Large Language Models (LLMs) are powerful, but they only know what they were trained on. To make them truly useful, we need to give them access to our own data. This is the core idea behind Retrieval-Augmented Generation (RAG), and it's now possible to build a complete RAG pipeline on the edge using Cloudflare's serverless stack.
I built a tool that lets a user upload a PDF, ask questions about it, and get answers sourced directly from the document's content. This article explains the end-to-end architecture, combining Workers AI for intelligence, R2 for file storage, and the new Vectorize database for blazingly fast semantic search.
The Challenge: Building a RAG Pipeline is Hard
A typical RAG system requires a complex, multi-stage pipeline:
- A way to upload and parse documents (like PDFs).
- An embedding model to convert text chunks into vector representations.
- A dedicated vector database (like Pinecone or Weaviate) to store and search these vectors.
- An LLM to generate answers based on the search results.
- A backend server to orchestrate all these moving parts.
This is expensive, difficult to scale, and involves stitching together multiple services.
The All-in-One Edge Solution: The Cloudflare AI Stack
Cloudflare now provides all the necessary components in one tightly integrated, serverless platform. Cloudflare Vectorize is a vector database built for the edge, designed to work seamlessly with Workers and Workers AI.
The RAG Architecture on Cloudflare
- Upload & Chunk: A user uploads a PDF. A Worker saves it to R2, parses the text, and splits it into smaller, manageable chunks.
- Embed & Insert: The Worker sends each text chunk to a Workers AI embedding model (`@cf/baai/bge-base-en-v1.5`). The model returns a vector. The Worker then inserts this vector, along with the original text chunk, into a Vectorize index.
- Query: The user asks a question. The Worker takes the question and sends it to the *same* embedding model to create a query vector.
- Search: The Worker uses this query vector to search the Vectorize index using `.query()`. Vectorize returns the most semantically similar text chunks from the original PDF.
- Generate: The Worker constructs a new prompt for an LLM (like Llama 2), including the user's question and the relevant text chunks from the search. It sends this prompt to Workers AI, which generates a final, context-aware answer.
This entire sophisticated process runs without a single traditional server, with data and compute co-located at the edge for maximum performance.
Diving into the Code: Querying Vectorize
The real magic of RAG is finding the right context. Here’s a simplified look at how a Worker can query a Vectorize index to find relevant document chunks.

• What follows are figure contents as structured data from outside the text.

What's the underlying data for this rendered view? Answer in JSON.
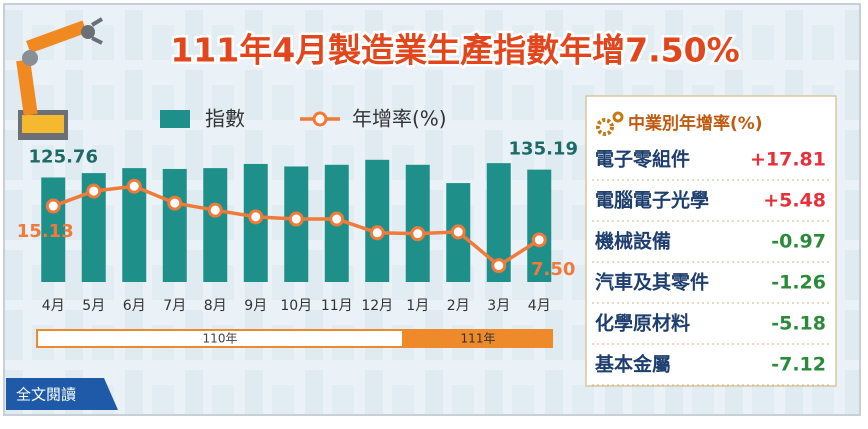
{
  "title": "111年4月製造業生產指數年增7.50%",
  "chart_data": {
    "type": "bar",
    "categories": [
      "4月",
      "5月",
      "6月",
      "7月",
      "8月",
      "9月",
      "10月",
      "11月",
      "12月",
      "1月",
      "2月",
      "3月",
      "4月"
    ],
    "series": [
      {
        "name": "指數",
        "type": "bar",
        "color": "#1f8f8a",
        "values": [
          125.76,
          131,
          137,
          136,
          137,
          142,
          139,
          141,
          147,
          141,
          119,
          143,
          135.19
        ],
        "value_labels": [
          "125.76",
          null,
          null,
          null,
          null,
          null,
          null,
          null,
          null,
          null,
          null,
          null,
          "135.19"
        ]
      },
      {
        "name": "年增率(%)",
        "type": "line",
        "axis": "y2",
        "color": "#f07a3a",
        "values": [
          15.13,
          18.5,
          19.6,
          15.8,
          14.2,
          12.7,
          12.2,
          12.2,
          9.1,
          8.9,
          9.3,
          1.7,
          7.5
        ],
        "value_labels": [
          "15.13",
          null,
          null,
          null,
          null,
          null,
          null,
          null,
          null,
          null,
          null,
          null,
          "7.50"
        ]
      }
    ],
    "ylim": [
      0,
      160
    ],
    "y2lim": [
      -2,
      28
    ],
    "periods": [
      "110年",
      "111年"
    ]
  },
  "industry_table": {
    "title": "中業別年增率(%)",
    "rows": [
      {
        "name": "電子零組件",
        "value": "+17.81"
      },
      {
        "name": "電腦電子光學",
        "value": "+5.48"
      },
      {
        "name": "機械設備",
        "value": "-0.97"
      },
      {
        "name": "汽車及其零件",
        "value": "-1.26"
      },
      {
        "name": "化學原材料",
        "value": "-5.18"
      },
      {
        "name": "基本金屬",
        "value": "-7.12"
      }
    ]
  },
  "button": "全文閱讀"
}
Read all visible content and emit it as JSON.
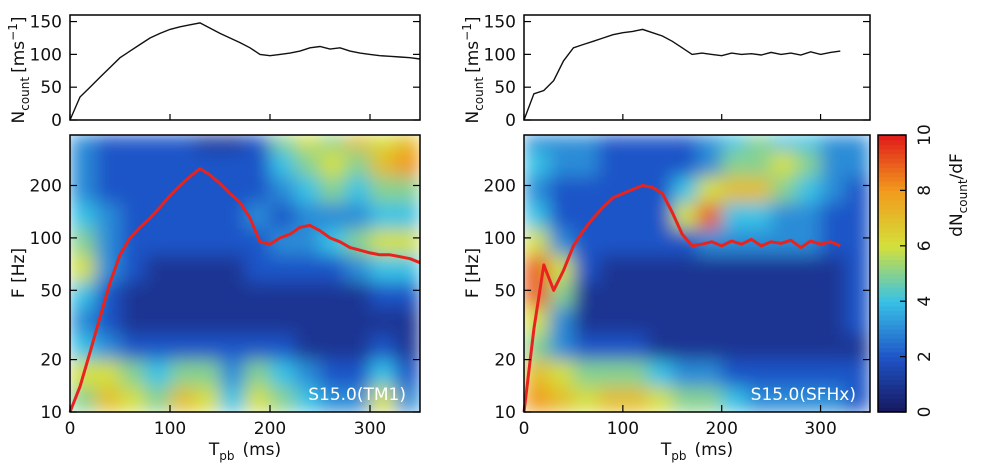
{
  "chart_data": [
    {
      "type": "line",
      "ylabel": [
        "N",
        "count",
        "[ms",
        "−1",
        "]"
      ],
      "color": "#111111",
      "x": [
        0,
        10,
        20,
        30,
        40,
        50,
        60,
        70,
        80,
        90,
        100,
        110,
        120,
        130,
        140,
        150,
        160,
        170,
        180,
        190,
        200,
        210,
        220,
        230,
        240,
        250,
        260,
        270,
        280,
        290,
        300,
        310,
        320,
        330,
        340,
        350
      ],
      "values": [
        0,
        35,
        50,
        65,
        80,
        95,
        105,
        115,
        125,
        132,
        138,
        142,
        145,
        148,
        140,
        132,
        125,
        118,
        110,
        100,
        98,
        100,
        102,
        105,
        110,
        112,
        108,
        110,
        105,
        102,
        100,
        98,
        97,
        96,
        95,
        93
      ],
      "xlim": [
        0,
        350
      ],
      "ylim": [
        0,
        160
      ],
      "yticks": [
        0,
        50,
        100,
        150
      ]
    },
    {
      "type": "heatmap",
      "ylabel": "F [Hz]",
      "xlabel": [
        "T",
        "pb",
        "(ms)"
      ],
      "annotation": "S15.0(TM1)",
      "xlim": [
        0,
        350
      ],
      "xticks": [
        0,
        100,
        200,
        300
      ],
      "ylim": [
        10,
        390
      ],
      "ylog": true,
      "yticks": [
        10,
        20,
        50,
        100,
        200
      ],
      "xbins": [
        0,
        25,
        50,
        75,
        100,
        125,
        150,
        175,
        200,
        225,
        250,
        275,
        300,
        325,
        350
      ],
      "ybins": [
        10,
        14,
        20,
        28,
        40,
        56,
        80,
        113,
        160,
        226,
        320,
        390
      ],
      "z": [
        [
          5,
          7,
          6,
          5,
          7,
          6,
          4,
          6,
          5,
          4,
          3,
          3,
          6,
          3
        ],
        [
          6,
          6,
          5,
          4,
          5,
          5,
          3,
          5,
          4,
          3,
          2,
          2,
          4,
          2
        ],
        [
          4,
          3,
          2,
          2,
          2,
          2,
          2,
          2,
          2,
          1,
          1,
          1,
          2,
          1
        ],
        [
          3,
          2,
          1,
          1,
          1,
          1,
          1,
          1,
          1,
          1,
          1,
          1,
          1,
          1
        ],
        [
          4,
          2,
          1,
          1,
          1,
          1,
          1,
          1,
          1,
          1,
          1,
          1,
          2,
          2
        ],
        [
          6,
          3,
          2,
          1,
          1,
          1,
          1,
          2,
          2,
          2,
          2,
          3,
          4,
          4
        ],
        [
          5,
          3,
          2,
          2,
          2,
          2,
          2,
          2,
          3,
          3,
          4,
          5,
          6,
          6
        ],
        [
          4,
          3,
          2,
          2,
          2,
          2,
          2,
          3,
          2,
          3,
          3,
          3,
          4,
          4
        ],
        [
          3,
          2,
          2,
          2,
          2,
          2,
          2,
          2,
          3,
          4,
          5,
          4,
          5,
          5
        ],
        [
          3,
          2,
          2,
          2,
          2,
          2,
          2,
          2,
          4,
          5,
          6,
          5,
          7,
          8
        ],
        [
          3,
          2,
          2,
          2,
          2,
          1,
          1,
          2,
          5,
          6,
          5,
          7,
          6,
          7
        ]
      ],
      "overlay": {
        "color": "#e8231e",
        "x": [
          0,
          10,
          20,
          30,
          40,
          50,
          60,
          70,
          80,
          90,
          100,
          110,
          120,
          130,
          140,
          150,
          160,
          170,
          180,
          190,
          200,
          210,
          220,
          230,
          240,
          250,
          260,
          270,
          280,
          290,
          300,
          310,
          320,
          330,
          340,
          350
        ],
        "values": [
          10,
          14,
          22,
          35,
          55,
          80,
          100,
          115,
          130,
          150,
          175,
          200,
          225,
          250,
          230,
          205,
          180,
          160,
          130,
          95,
          92,
          100,
          105,
          115,
          118,
          110,
          100,
          95,
          88,
          85,
          82,
          80,
          80,
          78,
          76,
          72
        ]
      }
    },
    {
      "type": "line",
      "ylabel": [
        "N",
        "count",
        "[ms",
        "−1",
        "]"
      ],
      "color": "#111111",
      "x": [
        0,
        10,
        20,
        30,
        40,
        50,
        60,
        70,
        80,
        90,
        100,
        110,
        120,
        130,
        140,
        150,
        160,
        170,
        180,
        190,
        200,
        210,
        220,
        230,
        240,
        250,
        260,
        270,
        280,
        290,
        300,
        310,
        320
      ],
      "values": [
        0,
        40,
        45,
        60,
        90,
        110,
        115,
        120,
        125,
        130,
        133,
        135,
        138,
        133,
        128,
        120,
        110,
        100,
        102,
        100,
        98,
        102,
        100,
        101,
        99,
        103,
        100,
        102,
        99,
        104,
        100,
        103,
        105
      ],
      "xlim": [
        0,
        350
      ],
      "ylim": [
        0,
        160
      ],
      "yticks": [
        0,
        50,
        100,
        150
      ]
    },
    {
      "type": "heatmap",
      "ylabel": "F [Hz]",
      "xlabel": [
        "T",
        "pb",
        "(ms)"
      ],
      "annotation": "S15.0(SFHx)",
      "xlim": [
        0,
        350
      ],
      "xticks": [
        0,
        100,
        200,
        300
      ],
      "ylim": [
        10,
        390
      ],
      "ylog": true,
      "yticks": [
        10,
        20,
        50,
        100,
        200
      ],
      "xbins": [
        0,
        25,
        50,
        75,
        100,
        125,
        150,
        175,
        200,
        225,
        250,
        275,
        300,
        325,
        350
      ],
      "ybins": [
        10,
        14,
        20,
        28,
        40,
        56,
        80,
        113,
        160,
        226,
        320,
        390
      ],
      "z": [
        [
          8,
          7,
          6,
          7,
          7,
          6,
          5,
          5,
          4,
          3,
          3,
          3,
          3,
          2
        ],
        [
          7,
          6,
          5,
          5,
          5,
          4,
          3,
          3,
          2,
          2,
          2,
          2,
          2,
          2
        ],
        [
          5,
          3,
          2,
          2,
          2,
          1,
          1,
          1,
          1,
          1,
          1,
          1,
          1,
          1
        ],
        [
          6,
          3,
          1,
          1,
          1,
          1,
          1,
          1,
          1,
          1,
          1,
          1,
          1,
          2
        ],
        [
          9,
          5,
          1,
          1,
          1,
          1,
          1,
          1,
          1,
          1,
          1,
          1,
          1,
          2
        ],
        [
          9,
          6,
          2,
          1,
          1,
          1,
          1,
          1,
          1,
          1,
          1,
          1,
          1,
          2
        ],
        [
          6,
          3,
          2,
          2,
          2,
          2,
          2,
          3,
          3,
          3,
          3,
          3,
          2,
          2
        ],
        [
          4,
          2,
          2,
          2,
          2,
          2,
          6,
          9,
          4,
          4,
          3,
          3,
          2,
          2
        ],
        [
          3,
          2,
          2,
          2,
          2,
          2,
          4,
          6,
          7,
          7,
          5,
          4,
          3,
          2
        ],
        [
          4,
          3,
          3,
          2,
          2,
          2,
          2,
          3,
          5,
          5,
          6,
          5,
          3,
          3
        ],
        [
          3,
          3,
          3,
          2,
          2,
          2,
          2,
          3,
          4,
          5,
          4,
          4,
          3,
          3
        ]
      ],
      "overlay": {
        "color": "#e8231e",
        "x": [
          0,
          10,
          20,
          30,
          40,
          50,
          60,
          70,
          80,
          90,
          100,
          110,
          120,
          130,
          140,
          150,
          160,
          170,
          180,
          190,
          200,
          210,
          220,
          230,
          240,
          250,
          260,
          270,
          280,
          290,
          300,
          310,
          320
        ],
        "values": [
          10,
          30,
          70,
          50,
          65,
          90,
          110,
          130,
          150,
          170,
          180,
          190,
          200,
          195,
          180,
          140,
          105,
          90,
          92,
          95,
          90,
          96,
          92,
          98,
          90,
          95,
          93,
          97,
          88,
          96,
          92,
          95,
          90
        ]
      },
      "colorbar": {
        "lim": [
          0,
          10
        ],
        "ticks": [
          0,
          2,
          4,
          6,
          8,
          10
        ],
        "label": [
          "dN",
          "count",
          "/dF"
        ],
        "colors": [
          "#17175e",
          "#1f55c8",
          "#38c2e6",
          "#d4e03a",
          "#f29a1c",
          "#e01b1b"
        ]
      }
    }
  ]
}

// Simplified worker logic for querying Vectorize and generating a response
export default {
async fetch(request, env, ctx) {
const { question, vectorIndexName } = await request.json();
// 1. Create a vector embedding from the user's question
const embeddingResponse = await env.AI.run('@cf/baai/bge-base-en-v1.5', { text: [question] });
const queryVector = embeddingResponse.data[0];
// 2. Query the Vectorize index to find similar vectors
const index = env.VECTORIZE_INDEX; // Binding to the Vectorize index
const searchResults = await index.query(queryVector, { topK: 3 });
// 3. Get the original text from the search results
const context = searchResults.matches.map(match => match.metadata.text).join('\n---\n');
// 4. Build a prompt and ask the LLM
const prompt = `Context: ${context}\n\nQuestion: ${question}\n\nAnswer:`;
const llmResponse = await env.AI.run('@cf/meta/llama-2-7b-chat-int8', { prompt });
return new Response(JSON.stringify(llmResponse));
}
};
This code demonstrates the core RAG loop: embed, search, and generate. `env.VECTORIZE_INDEX` is the binding to our index, and `index.query()` performs the powerful similarity search.
The Future of AI Applications
This project showcases a powerful new reality for developers:
- Accessible RAG: Sophisticated AI architectures are no longer the exclusive domain of large tech companies.
- Integrated Stack: No more "glue code" between different cloud providers. Everything works together seamlessly.
- Unmatched Performance: Vector search at the edge means your AI can retrieve context and answer questions faster than ever.
- Predictable Cost: With generous free tiers across the stack, building powerful AI tools is now more affordable than ever.
The ability to build full-stack, stateful, and intelligent applications entirely on the edge is here, and Cloudflare is leading the charge.